Generally, it includes the following:
As you can see, marketing automation combines a variety of touch points and channels, including opt-in forms, email marketing, content marketing, support, communication, lead scoring, etc. One of the critical tasks here is to prepare the lead for long-term relationships and make him/her an offer in time, not head-on.
This leads to the necessity of focusing on activities that go beyond direct sales. The overwhelming majority of users are not ready to make a purchase when they first visit the online store so that the wrong component of your marketing funnel at that moment can turn them away forever. Let’s consider a couple of great examples of automated systems that attract and retain customers.
Case 1 – A simple automation. Let’s imagine that we deal with a local online store that sells brand clothing. Our goal is to come up with scenarios to collect visitors’ emails for further communications and final purchase.
Tactics:
In the first iteration, we’ll launch a pop-up with a proposal to get a promotional code for a 40 percent discount. It’s better to prepare two versions of the pop-up for A/B testing to define which one generates a higher conversion. This can be a changed title or an added explanation of why the user needs to leave an email.
After a user leaves an email address, we’ll automatically add it to our welcome mailing series. The user will not only receive a message with a discount but also will be getting our future newsletters.
Case 2 – Complex automation. Now we’ll consider a more scalable example of the automated systems when we work with several channels at once. Let’s take the cash house buyers business as an example. Our current goal is to get a user’s email and make him/her request a free cash offer on the site.
Tactics:
At first, we’ll create an engaging lead magnet—an e-book describing the professional property sales tips for real estate agents. We’ll upload the e-book on our website and launch a FB ad with a capture form. To download the e-book, a visitor must leave his/her email and other contact data, if necessary. The material will be automatically sent to this email, and the address will be stored in our client database. The trick is that we created a useful product that also increases the user’s loyalty and trust in our brand since we’re perceived as sales experts.
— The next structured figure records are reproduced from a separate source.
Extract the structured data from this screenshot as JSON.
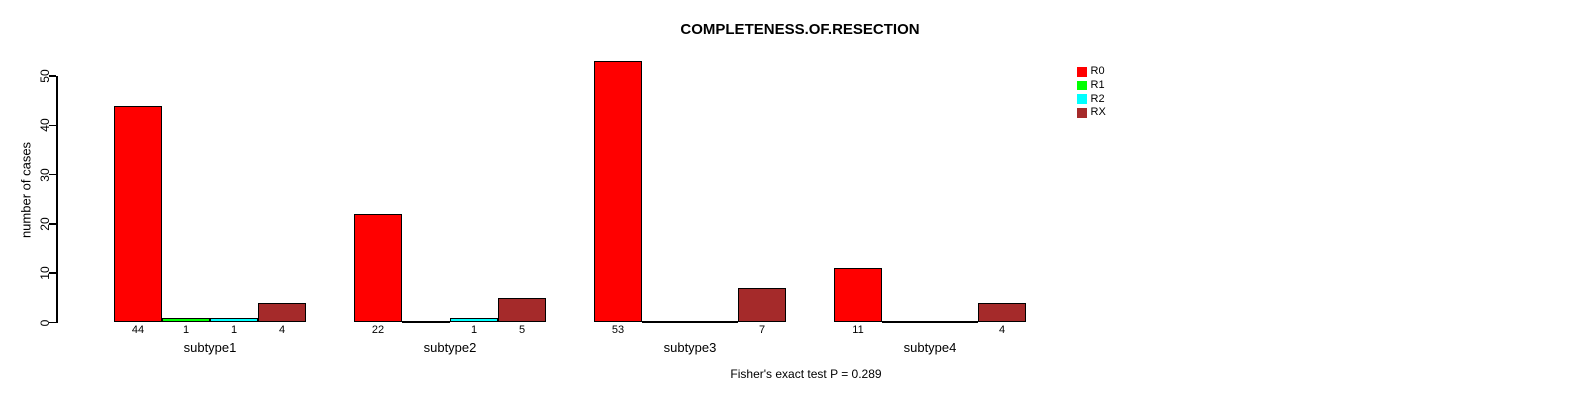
{
  "chart_data": {
    "type": "bar",
    "title": "COMPLETENESS.OF.RESECTION",
    "ylabel": "number of cases",
    "xlabel": "",
    "categories": [
      "subtype1",
      "subtype2",
      "subtype3",
      "subtype4"
    ],
    "series": [
      {
        "name": "R0",
        "color": "#FF0000",
        "values": [
          44,
          22,
          53,
          11
        ]
      },
      {
        "name": "R1",
        "color": "#00FF00",
        "values": [
          1,
          0,
          0,
          0
        ]
      },
      {
        "name": "R2",
        "color": "#00FFFF",
        "values": [
          1,
          1,
          0,
          0
        ]
      },
      {
        "name": "RX",
        "color": "#A52A2A",
        "values": [
          4,
          5,
          7,
          4
        ]
      }
    ],
    "yticks": [
      0,
      10,
      20,
      30,
      40,
      50
    ],
    "ylim": [
      0,
      50
    ],
    "grid": false,
    "legend_position": "top-right",
    "annotation": "Fisher's exact test P = 0.289"
  },
  "legend": {
    "items": [
      {
        "label": "R0",
        "color": "#FF0000"
      },
      {
        "label": "R1",
        "color": "#00FF00"
      },
      {
        "label": "R2",
        "color": "#00FFFF"
      },
      {
        "label": "RX",
        "color": "#A52A2A"
      }
    ]
  },
  "colors": {
    "axis": "#000000",
    "text": "#000000",
    "background": "#FFFFFF"
  }
}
Then, we launch a re-targeting ad on Facebook with our beneficial proposition. When seeing the name of our brand for the second time, a customer is more likely to start thinking about getting in touch with us.
Finally, we’ll send him/her a newsletter regarding our promotion. There is an 80 percent probability that we’ll finally win this client at this stage.
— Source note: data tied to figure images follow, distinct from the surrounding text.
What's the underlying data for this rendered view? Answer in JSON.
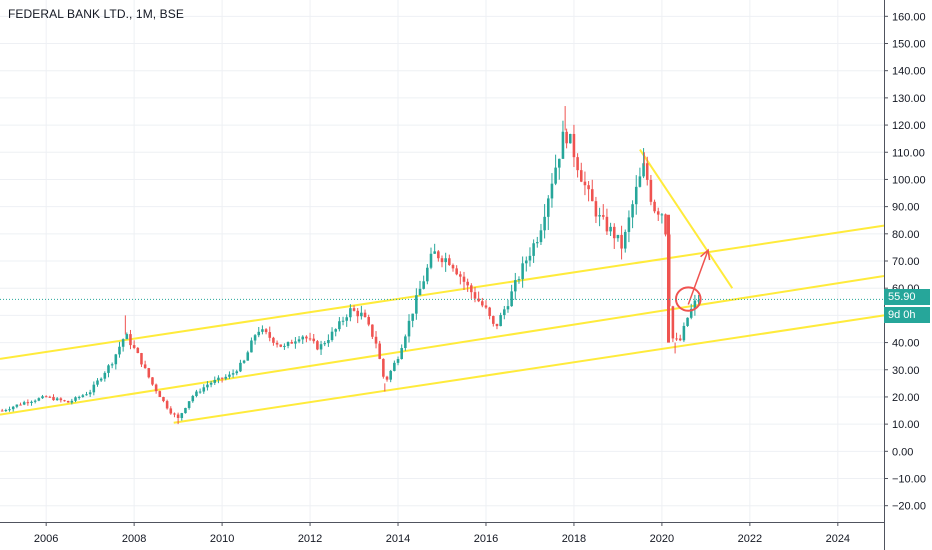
{
  "header": {
    "symbol_title": "FEDERAL BANK LTD., 1M, BSE"
  },
  "price_scale": {
    "last_price": "55.90",
    "countdown": "9d 0h",
    "badge_color": "#26a69a"
  },
  "chart_data": {
    "type": "candlestick",
    "title": "FEDERAL BANK LTD., 1M, BSE",
    "ylim": [
      -26,
      166
    ],
    "xlim": [
      2004.95,
      2025.05
    ],
    "y_ticks": [
      "160.00",
      "150.00",
      "140.00",
      "130.00",
      "120.00",
      "110.00",
      "100.00",
      "90.00",
      "80.00",
      "70.00",
      "60.00",
      "50.00",
      "40.00",
      "30.00",
      "20.00",
      "10.00",
      "0.00",
      "−10.00",
      "−20.00"
    ],
    "y_tick_values": [
      160,
      150,
      140,
      130,
      120,
      110,
      100,
      90,
      80,
      70,
      60,
      50,
      40,
      30,
      20,
      10,
      0,
      -10,
      -20
    ],
    "x_ticks": [
      "2006",
      "2008",
      "2010",
      "2012",
      "2014",
      "2016",
      "2018",
      "2020",
      "2022",
      "2024"
    ],
    "x_tick_values": [
      2006,
      2008,
      2010,
      2012,
      2014,
      2016,
      2018,
      2020,
      2022,
      2024
    ],
    "grid": true,
    "up_color": "#26a69a",
    "down_color": "#ef5350",
    "last_price_value": 55.9,
    "price_path": [
      [
        2005.0,
        15
      ],
      [
        2005.5,
        18
      ],
      [
        2006.0,
        20
      ],
      [
        2006.5,
        18
      ],
      [
        2007.0,
        22
      ],
      [
        2007.5,
        33
      ],
      [
        2007.8,
        43
      ],
      [
        2008.1,
        35
      ],
      [
        2008.4,
        25
      ],
      [
        2008.8,
        15
      ],
      [
        2009.0,
        12
      ],
      [
        2009.3,
        20
      ],
      [
        2009.7,
        25
      ],
      [
        2010.2,
        28
      ],
      [
        2010.5,
        33
      ],
      [
        2010.8,
        45
      ],
      [
        2011.0,
        43
      ],
      [
        2011.4,
        38
      ],
      [
        2011.8,
        43
      ],
      [
        2012.2,
        38
      ],
      [
        2012.6,
        45
      ],
      [
        2012.9,
        52
      ],
      [
        2013.2,
        50
      ],
      [
        2013.5,
        40
      ],
      [
        2013.7,
        25
      ],
      [
        2014.0,
        35
      ],
      [
        2014.4,
        55
      ],
      [
        2014.8,
        73
      ],
      [
        2015.2,
        70
      ],
      [
        2015.6,
        60
      ],
      [
        2016.0,
        52
      ],
      [
        2016.2,
        45
      ],
      [
        2016.5,
        55
      ],
      [
        2016.9,
        70
      ],
      [
        2017.2,
        80
      ],
      [
        2017.5,
        100
      ],
      [
        2017.8,
        118
      ],
      [
        2018.0,
        110
      ],
      [
        2018.3,
        95
      ],
      [
        2018.6,
        85
      ],
      [
        2018.9,
        80
      ],
      [
        2019.1,
        75
      ],
      [
        2019.4,
        95
      ],
      [
        2019.6,
        105
      ],
      [
        2019.8,
        90
      ],
      [
        2020.0,
        88
      ],
      [
        2020.1,
        80
      ],
      [
        2020.2,
        42
      ],
      [
        2020.4,
        40
      ],
      [
        2020.6,
        50
      ],
      [
        2020.8,
        56
      ]
    ],
    "price_wicks": [
      [
        2007.8,
        43,
        50
      ],
      [
        2013.7,
        25,
        22
      ],
      [
        2017.8,
        118,
        127
      ],
      [
        2019.6,
        105,
        110
      ],
      [
        2020.3,
        40,
        36
      ],
      [
        2009.0,
        12,
        10
      ]
    ],
    "trendlines": [
      {
        "color": "#ffeb3b",
        "from": [
          2004.95,
          34
        ],
        "to": [
          2025.05,
          83
        ]
      },
      {
        "color": "#ffeb3b",
        "from": [
          2004.95,
          13.5
        ],
        "to": [
          2025.05,
          64.5
        ]
      },
      {
        "color": "#ffeb3b",
        "from": [
          2008.9,
          10.5
        ],
        "to": [
          2025.05,
          50
        ]
      },
      {
        "color": "#ffeb3b",
        "from": [
          2019.5,
          111
        ],
        "to": [
          2021.6,
          60
        ]
      }
    ],
    "annotations": {
      "drop_arrow": {
        "color": "#ef5350",
        "from": [
          2020.15,
          87
        ],
        "to": [
          2020.15,
          40
        ]
      },
      "target_arrow": {
        "color": "#ef5350",
        "from": [
          2020.6,
          54
        ],
        "to": [
          2021.05,
          74
        ]
      },
      "circle": {
        "color": "#ef5350",
        "center": [
          2020.6,
          56
        ],
        "radius_x": 0.28,
        "radius_y": 4.3
      }
    }
  }
}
Looking at these examples of automated systems, it’s clear that you can start automating your marketing with literally a couple of letters or chains. Then, test, compare, analyze results and make improvements. A flexible all-in-one marketing automation tool and smart strategy are all you need here.
Marketing is the central artery connecting an organization with its client base. When a company begins to grow, it becomes impossible to establish personal contact with each user. There are hundreds of processes that are practically impossible to perform manually; otherwise, all this work turns into groundhog day.
Marketing automation for small businesses is a kind of lifebuoy. Once you have prepared a solid ground, such as gathering information about users, creating email sequences, and communicating with customers in automatic mode, you will immediately abandon Excel sheets, emails, and daily reports.